This homemade Website on Brainerd, Kansas is a remarkable presentation of oral history, memories and photographs put together by an amateur historian. Although it avoids easy categorization, as many of this type of personal Web efforts do, it could be classified as an “Electronic Essay,” in contrast to a pure “Archive” or a “Teaching Resource,” although it would have some uses in those areas as well. The Website has also become a “Virtual Community” for people with any connection to Brainerd through the online guestbook. As an amateur history project, the Brainerd site is quite remarkable.

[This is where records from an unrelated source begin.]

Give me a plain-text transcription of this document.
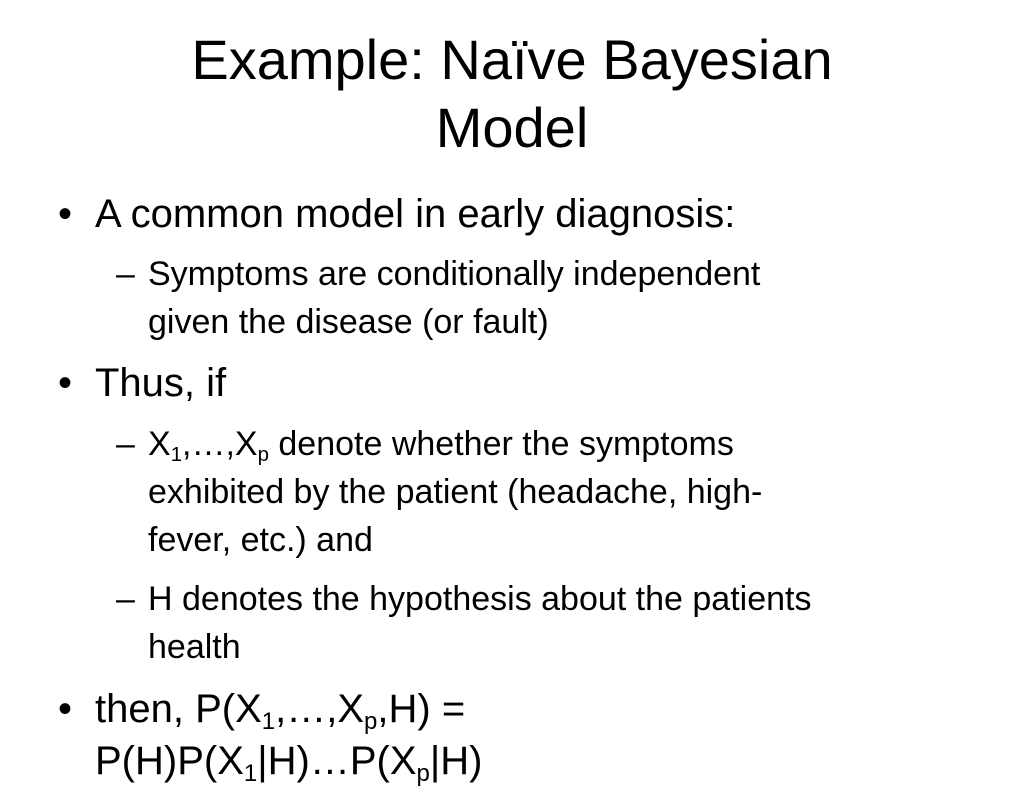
Example: Naïve Bayesian
Model
• A common model in early diagnosis:
– Symptoms are conditionally independent
given the disease (or fault)
• Thus, if
– $X_1,\dots,X_p$ denote whether the symptoms
exhibited by the patient (headache, high-
fever, etc.) and
– H denotes the hypothesis about the patients
health
• then, $P(X_1,\dots,X_p,H)$ =
$P(H)P(X_1|H)\dots P(X_p|H)$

As a serious history project, the site is lacking some dimensions that would take it past the homemade status to the point of being high quality scholarship.
The presentation on the Internet is simple yet effective. While technological wizards might fault it
for its lack of bells and whistles--it has no flash, no animation or anything pushing the state-of-the-art envelope--its very simplicity makes it attractive and easy to use. With simple navigational aids, the visitor can easily get around the site. Creator Kevin Roe avoids the basic traps that snag most inexperienced Web designers: there is no unnecessary clutter, the site is not full of typographical and other basic errors (while there are a few), and everything is very readable. A search engine for the site would add to its ease of use. Some of the photographs could use a bit of touching up and improved composition, and the use of thumbnail pictures instead of merely hyperlinks to the images would be useful. Roe uses the Webs distribution strengths to communicate his story to an audience that would otherwise have no chance of visiting Brainerd, Kansas. While he does not push the Web as a medium to its limits, he does put it to good use.
Roe makes good use of a large number of secondary sources plus a few primary sources. Further research might have uncovered a few more useful original sources and more interviews would have balanced the narrative a bit better.
It is not always clear who his audience is—who he is trying to communicate his story to--and the narrative lacks precision in that way.
Roe’s description of how this Website began is an interesting story. From the bored reading of a book way off his usual topics to an inquiry into family history to an academic project, the multiple foci reveal themselves in the depth of detail that make the project interesting to a lack of focus which makes it a bit wandering.
As an amateur historian, Roe misses a final step that would make this project more meaningful. He is lacking the context larger historical picture. How does Brainerd fit within the cycle of the rise and fall of Midwest railroad boomtowns? Why did Brainerd refuse to completely die out when other towns did? In his introduction, Roe raises the obvious question of why spend time on this community. His answer, "that getting to know a particular place in all its intimate detail is a good and useful thing, and a process by which one can gain a great deal of respect for a landscape and its complex past and present," does not take us far enough. What does this mean about American or Americans or how our country is evolving? The relationship of Brainerd, Kansas to a larger question of this sort would move this project beyond excellent antiquarianism, which it is, to good, solid history, which it is not.